Social networks have become increasingly popular in the past decade. Mobile applications and websites such as Instagram, Twitter, and Facebook are becoming the primary means of communication for both individuals and businesses alike. But what can these social networks tell us about our communication patterns and social structures? By analyzing network data, we can see how different users (or “nodes”) are connected. A connection between nodes can be anything from a “friendship”, a mention, a comment, or a private message. We call these connections edges, and they can provide valuable insight into how information passes through society and different social groups.
In this lab, I looked at data that was gathered from Twitter. The nodes represent distinct Twitter users, and the edges represent interactions between users – ie, mentions, retweets, or follows. By analyzing the data with tools in Gephi, I was able to identify a few distinct social groups. The visualization revealed how certain groups seem to be more connected to each other than to the greater Twitter universe. Using this visualization, we can start to make predictions about how information is shared and/or consumed within these groups, and how the concept of an ‘information echo chamber” can come to exist.

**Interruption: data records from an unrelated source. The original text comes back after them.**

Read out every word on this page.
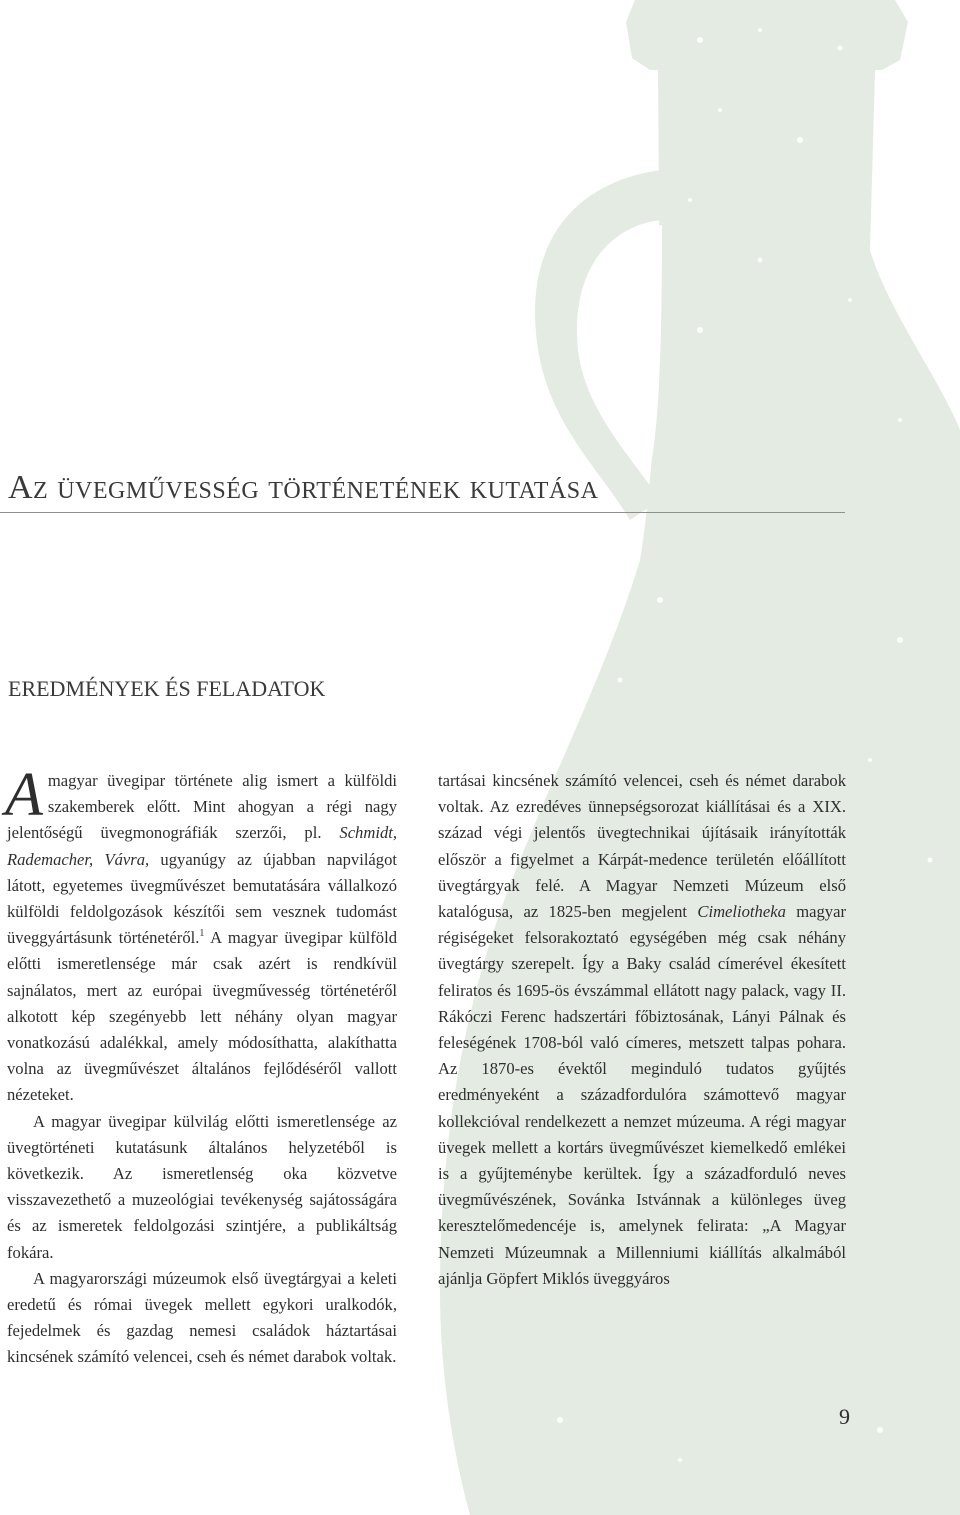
Az üvegművesség történetének kutatása
EREDMÉNYEK ÉS FELADATOK

Amagyar üvegipar története alig ismert a külföldi szakemberek előtt. Mint ahogyan a régi nagy jelentőségű üvegmonográfiák szerzői, pl. Schmidt, Rademacher, Vávra, ugyanúgy az újabban napvilágot látott, egyetemes üvegművészet bemutatására vállalkozó külföldi feldolgozások készítői sem vesznek tudomást üveggyártásunk történetéről.$^1$ A magyar üvegipar külföld előtti ismeretlensége már csak azért is rendkívül sajnálatos, mert az európai üvegművesség történetéről alkotott kép szegényebb lett néhány olyan magyar vonatkozású adalékkal, amely módosíthatta, alakíthatta volna az üvegművészet általános fejlődéséről vallott nézeteket.

A magyar üvegipar külvilág előtti ismeretlensége az üvegtörténeti kutatásunk általános helyzetéből is következik. Az ismeretlenség oka közvetve visszavezethető a muzeológiai tevékenység sajátosságára és az ismeretek feldolgozási szintjére, a publikáltság fokára.

A magyarországi múzeumok első üvegtárgyai a keleti eredetű és római üvegek mellett egykori uralkodók, fejedelmek és gazdag nemesi családok háztartásai kincsének számító velencei, cseh és német darabok voltak.

tartásai kincsének számító velencei, cseh és német darabok voltak. Az ezredéves ünnepségsorozat kiállításai és a XIX. század végi jelentős üvegtechnikai újításaik irányították először a figyelmet a Kárpát-medence területén előállított üvegtárgyak felé. A Magyar Nemzeti Múzeum első katalógusa, az 1825-ben megjelent Cimeliotheka magyar régiségeket felsorakoztató egységében még csak néhány üvegtárgy szerepelt. Így a Baky család címerével ékesített feliratos és 1695-ös évszámmal ellátott nagy palack, vagy II. Rákóczi Ferenc hadszertári főbiztosának, Lányi Pálnak és feleségének 1708-ból való címeres, metszett talpas pohara. Az 1870-es évektől meginduló tudatos gyűjtés eredményeként a századfordulóra számottevő magyar kollekcióval rendelkezett a nemzet múzeuma. A régi magyar üvegek mellett a kortárs üvegművészet kiemelkedő emlékei is a gyűjteménybe kerültek. Így a századforduló neves üvegművészének, Sovánka Istvánnak a különleges üveg keresztelőmedencéje is, amelynek felirata: „A Magyar Nemzeti Múzeumnak a Millenniumi kiállítás alkalmából ajánlja Göpfert Miklós üveggyáros

9
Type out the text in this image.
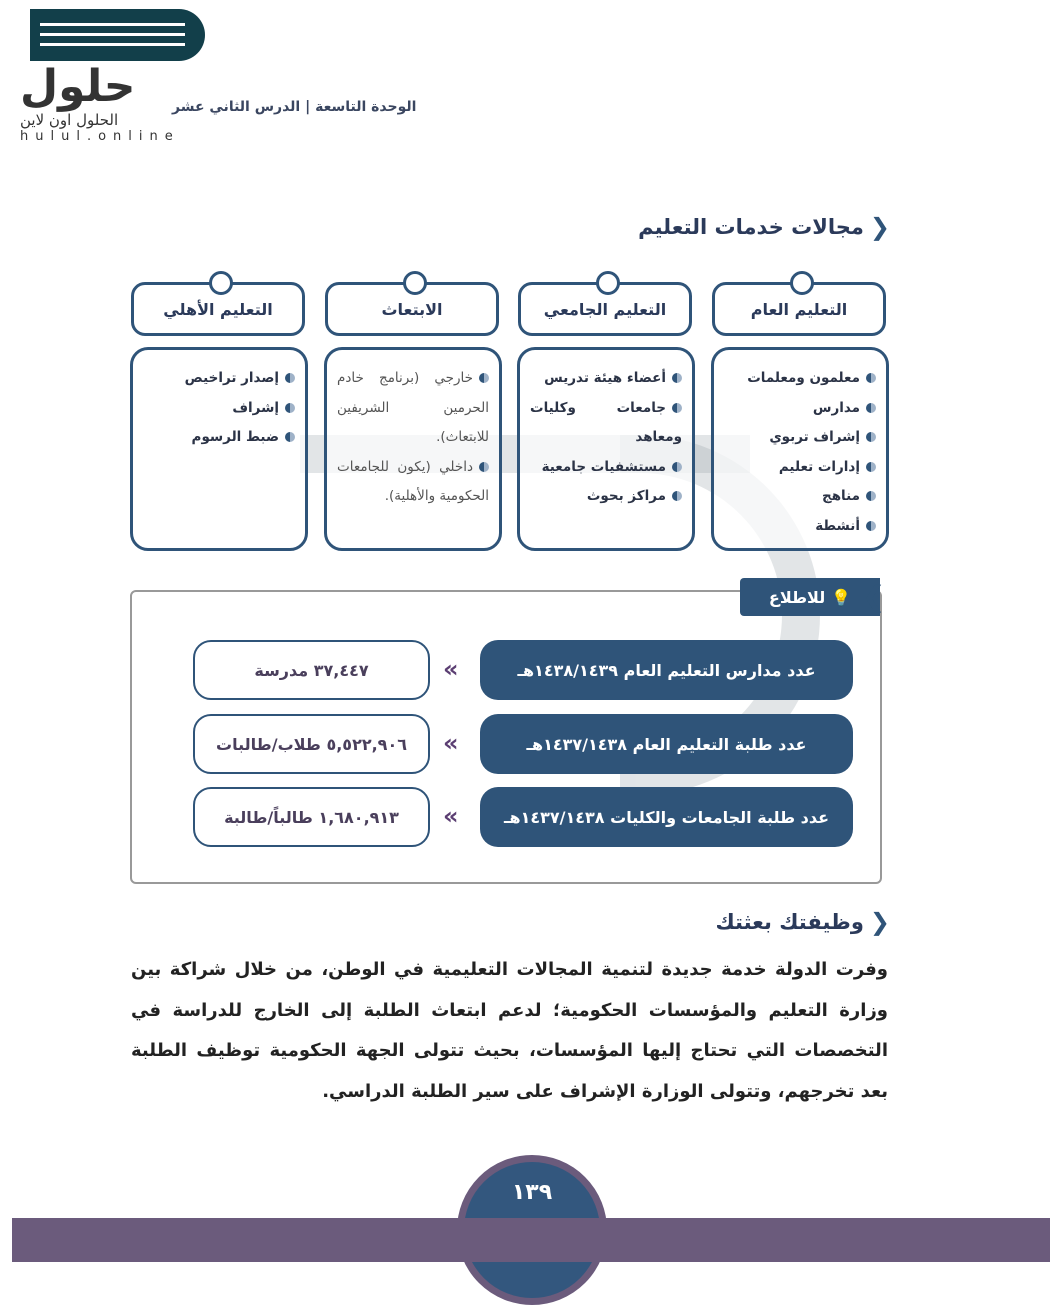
حلول
الحلول اون لاين
hulul.online
الوحدة التاسعة | الدرس الثاني عشر
❮
مجالات خدمات التعليم
التعليم العام
التعليم الجامعي
الابتعاث
التعليم الأهلي
معلمون ومعلمات
مدارس
إشراف تربوي
إدارات تعليم
مناهج
أنشطة
أعضاء هيئة تدريس
جامعات وكليات ومعاهد
مستشفيات جامعية
مراكز بحوث
خارجي (برنامج خادم الحرمين الشريفين للابتعاث).
داخلي (يكون للجامعات الحكومية والأهلية).
إصدار تراخيص
إشراف
ضبط الرسوم
💡
للاطلاع ❮
عدد مدارس التعليم العام ١٤٣٨/١٤٣٩هـ
«
٣٧,٤٤٧ مدرسة
عدد طلبة التعليم العام ١٤٣٧/١٤٣٨هـ
«
٥,٥٢٢,٩٠٦ طلاب/طالبات
عدد طلبة الجامعات والكليات ١٤٣٧/١٤٣٨هـ
«
١,٦٨٠,٩١٣ طالباً/طالبة
❮
وظيفتك بعثتك
وفرت الدولة خدمة جديدة لتنمية المجالات التعليمية في الوطن، من خلال شراكة بين وزارة التعليم والمؤسسات الحكومية؛ لدعم ابتعاث الطلبة إلى الخارج للدراسة في التخصصات التي تحتاج إليها المؤسسات، بحيث تتولى الجهة الحكومية توظيف الطلبة بعد تخرجهم، وتتولى الوزارة الإشراف على سير الطلبة الدراسي.
١٣٩
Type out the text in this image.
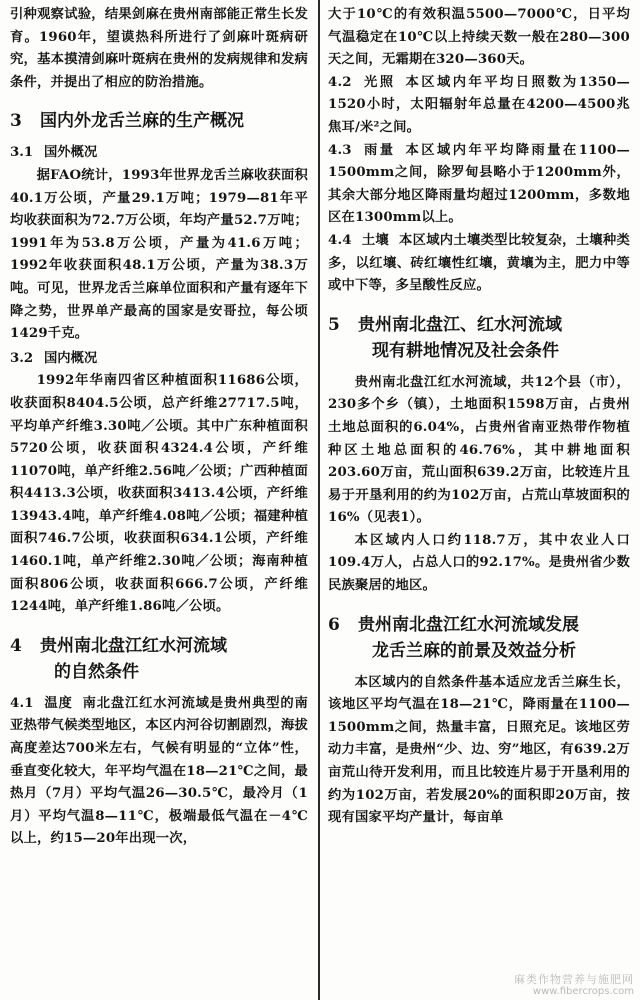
引种观察试验，结果剑麻在贵州南部能正常生长发育。1960年，望谟热科所进行了剑麻叶斑病研究，基本摸清剑麻叶斑病在贵州的发病规律和发病条件，并提出了相应的防治措施。

3 国内外龙舌兰麻的生产概况
3.1 国外概况

据FAO统计，1993年世界龙舌兰麻收获面积40.1万公顷，产量29.1万吨；1979—81年平均收获面积为72.7万公顷，年均产量52.7万吨；1991年为53.8万公顷，产量为41.6万吨；1992年收获面积48.1万公顷，产量为38.3万吨。可见，世界龙舌兰麻单位面积和产量有逐年下降之势，世界单产最高的国家是安哥拉，每公顷1429千克。

3.2 国内概况

1992年华南四省区种植面积11686公顷，收获面积8404.5公顷，总产纤维27717.5吨，平均单产纤维3.30吨／公顷。其中广东种植面积5720公顷，收获面积4324.4公顷，产纤维11070吨，单产纤维2.56吨／公顷；广西种植面积4413.3公顷，收获面积3413.4公顷，产纤维13943.4吨，单产纤维4.08吨／公顷；福建种植面积746.7公顷，收获面积634.1公顷，产纤维1460.1吨，单产纤维2.30吨／公顷；海南种植面积806公顷，收获面积666.7公顷，产纤维1244吨，单产纤维1.86吨／公顷。

4 贵州南北盘江红水河流域
的自然条件

4.1 温度 南北盘江红水河流域是贵州典型的南亚热带气候类型地区，本区内河谷切割剧烈，海拔高度差达700米左右，气候有明显的“立体”性，垂直变化较大，年平均气温在18—21℃之间，最热月（7月）平均气温26—30.5℃，最冷月（1月）平均气温8—11℃，极端最低气温在－4℃以上，约15—20年出现一次，

大于10℃的有效积温5500—7000℃，日平均气温稳定在10℃以上持续天数一般在280—300天之间，无霜期在320—360天。

4.2 光照 本区域内年平均日照数为1350—1520小时，太阳辐射年总量在4200—4500兆焦耳/米²之间。

4.3 雨量 本区域内年平均降雨量在1100—1500mm之间，除罗甸县略小于1200mm外，其余大部分地区降雨量均超过1200mm，多数地区在1300mm以上。

4.4 土壤 本区域内土壤类型比较复杂，土壤种类多，以红壤、砖红壤性红壤，黄壤为主，肥力中等或中下等，多呈酸性反应。

5 贵州南北盘江、红水河流域
现有耕地情况及社会条件

贵州南北盘江红水河流域，共12个县（市），230多个乡（镇），土地面积1598万亩，占贵州土地总面积的6.04%，占贵州省南亚热带作物植种区土地总面积的46.76%，其中耕地面积203.60万亩，荒山面积639.2万亩，比较连片且易于开垦利用的约为102万亩，占荒山草坡面积的16%（见表1）。

本区域内人口约118.7万，其中农业人口109.4万人，占总人口的92.17%。是贵州省少数民族聚居的地区。

6 贵州南北盘江红水河流域发展
龙舌兰麻的前景及效益分析

本区域内的自然条件基本适应龙舌兰麻生长，该地区平均气温在18—21℃，降雨量在1100—1500mm之间，热量丰富，日照充足。该地区劳动力丰富，是贵州“少、边、穷”地区，有639.2万亩荒山待开发利用，而且比较连片易于开垦利用的约为102万亩，若发展20%的面积即20万亩，按现有国家平均产量计，每亩单

麻类作物营养与施肥网
www.fibercrops.com
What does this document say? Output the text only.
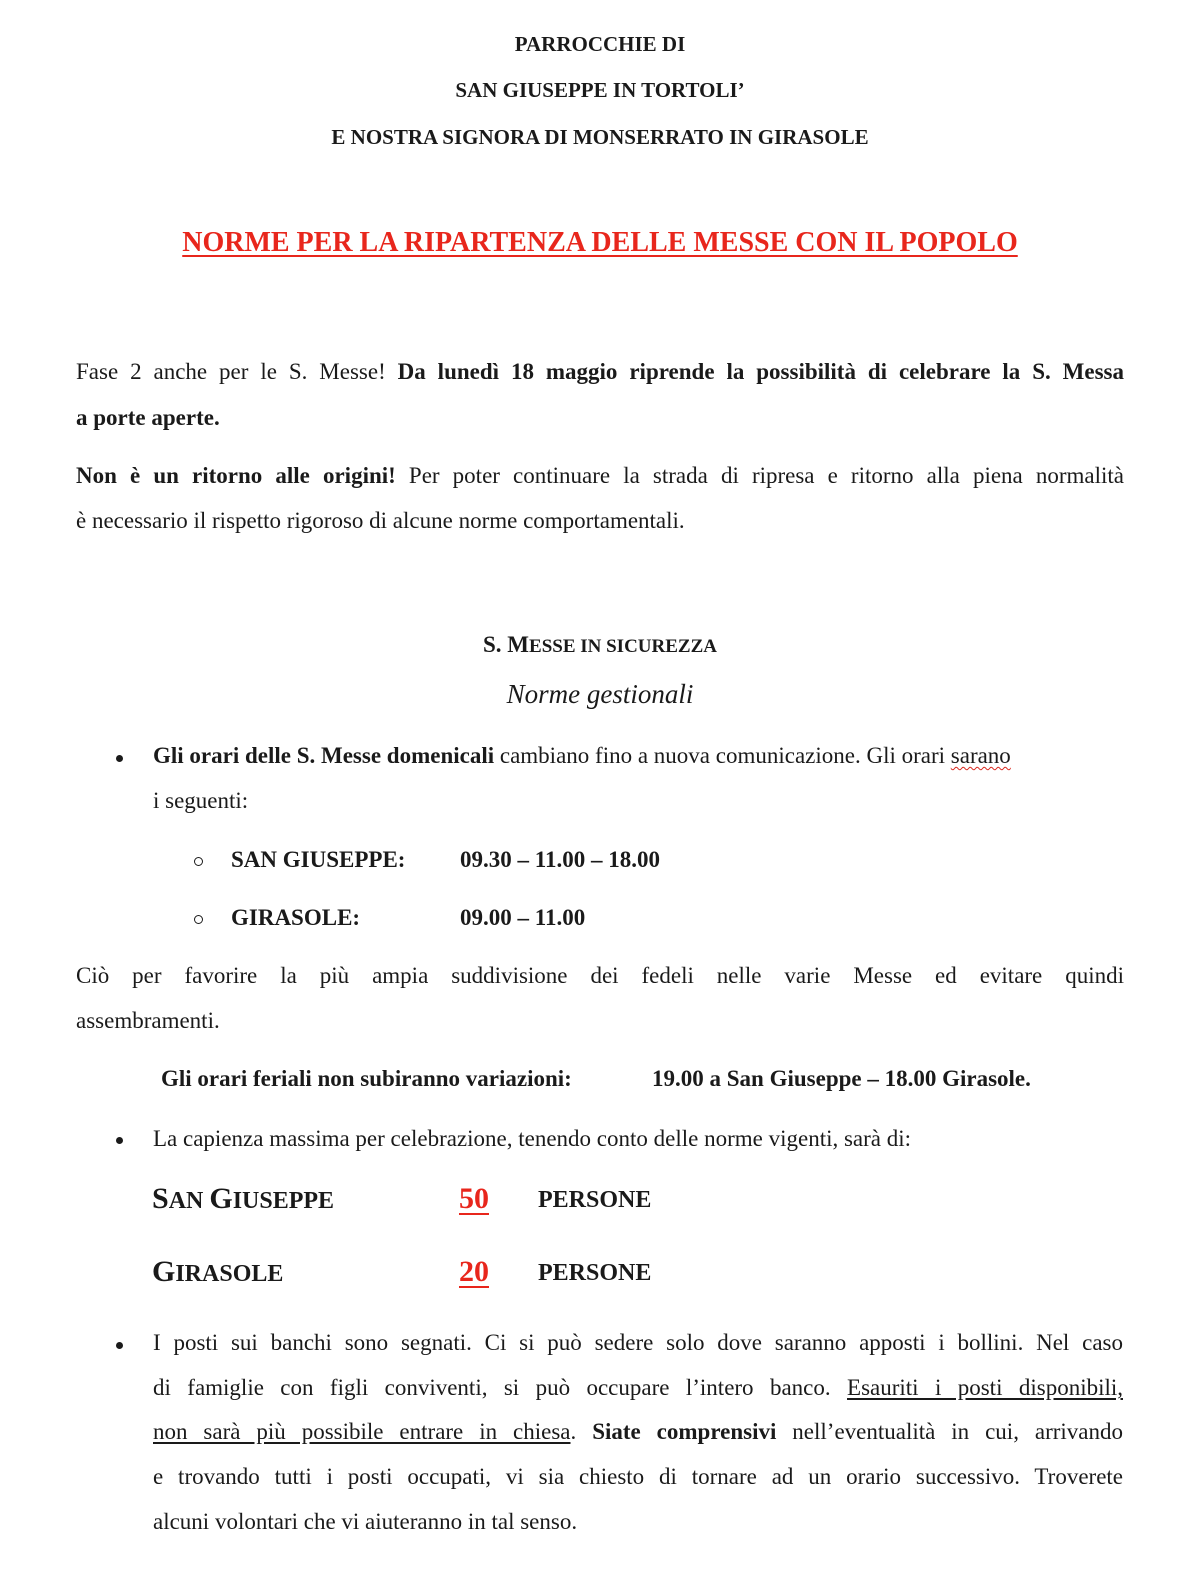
PARROCCHIE DI

SAN GIUSEPPE IN TORTOLI’

E NOSTRA SIGNORA DI MONSERRATO IN GIRASOLE

NORME PER LA RIPARTENZA DELLE MESSE CON IL POPOLO

Fase 2 anche per le S. Messe! Da lunedì 18 maggio riprende la possibilità di celebrare la S. Messa
a porte aperte.
Non è un ritorno alle origini! Per poter continuare la strada di ripresa e ritorno alla piena normalità
è necessario il rispetto rigoroso di alcune norme comportamentali.

S. MESSE IN SICUREZZA

Norme gestionali

Gli orari delle S. Messe domenicali cambiano fino a nuova comunicazione. Gli orari sarano
i seguenti:
SAN GIUSEPPE: 09.30 – 11.00 – 18.00
GIRASOLE:	09.00 – 11.00
Ciò per favorire la più ampia suddivisione dei fedeli nelle varie Messe ed evitare quindi
assembramenti.
Gli orari feriali non subiranno variazioni:	19.00 a San Giuseppe – 18.00 Girasole.
La capienza massima per celebrazione, tenendo conto delle norme vigenti, sarà di:
SAN GIUSEPPE	50 PERSONE
GIRASOLE	20 PERSONE
I posti sui banchi sono segnati. Ci si può sedere solo dove saranno apposti i bollini. Nel caso
di famiglie con figli conviventi, si può occupare l’intero banco. Esauriti i posti disponibili,
non sarà più possibile entrare in chiesa. Siate comprensivi nell’eventualità in cui, arrivando
e trovando tutti i posti occupati, vi sia chiesto di tornare ad un orario successivo. Troverete
alcuni volontari che vi aiuteranno in tal senso.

Before starting this project, I watched a youtube tutorial on how to visualize communities. The video helped me to understand how to use some of the available tools in Gephi, as well as gave me some ideas for how to present my data (picture of the example visualization from the video is below). Perhaps the main takeaway from the video was to make good color choices for the different communities, or social circles, represented in the visualization. While Gephi generates random color schemes when you partition the data by modularity class, sometimes a few color adjustments to the will make the data more visually appealing.
I created my visualization using Gephi, a network data analysis software that can be downloaded for free. The data that I used was gathered from Twitter and made publicly available by Stanford University.
I began creating this visualization by first downloading my dataset and saving it in a CSV format. I briefly looked over the data in a plain text editor to make sure it was normalized and formatted properly. After confirming that my data was in good shape, I then imported it into Gephi to start the visualization.
Upon importing the data, the initial visualization is a hairball of nodes and edges. My first step to achieving some visual clarity was to re-size the nodes based on degree (ie, how many connections they had). Using the tools on the left-hand side of the screen, I made nodes with higher degrees of connectivity appear larger, and nodes with lower degrees appear smaller. Pictured below is the tool and settings that I used to achieve this.
My next step was to analyze the network to see if there were certain nodes that were more closely connected to each other. In other words, I wanted to see if there were distinct social circles within my network that communicated with each other more than with other nodes on the network. To do this, I found the Statistics tab on the right-hand side of the screen and ran the Modularity process (pictured below). This found a handful of Twitter communities within my network.
After identifying my Twitter communities, I then wanted to visually separate them by color. To do this, I used the partitioning feature (pictured below). When I ran this, Gephi randomly selected a palette of colors to assign to each module. However, I made a few adjustments to the colors so that they would appear more distinctly on the visualization.
My next step was to eliminate nodes with low degrees of connectivity in order to “clean up” the visualization and only show the nodes with higher degrees. I accomplished this by using the filter on the right-hand side of the screen, and selecting the In-Degree Range option in the Topology category. Pictured below, I found that only displaying nodes with 40+ degrees provided the maximum amount of useful information with a minimal amount of visual clutter.
Finally, I ran the ForceAtlas2 Layout on my visualization using mostly out-of-the-box settings. I made a handful of adjustments to some of the visual aspects of the image, such as labeling the nodes and adjusting the opacity of both the nodes and edges before saving it as a PDF. Pictured below is the final product.
The biggest challenge in this lab was learning the software. Gephi is an extremely powerful program with lots of features that I would like to explore further. Many of the features in Gephi lend themselves to different types of network datasets. Given that social media data represents only one type of network, I would really like to try more visualizations in the future with different data to see the full extent of what Gephi is capable of.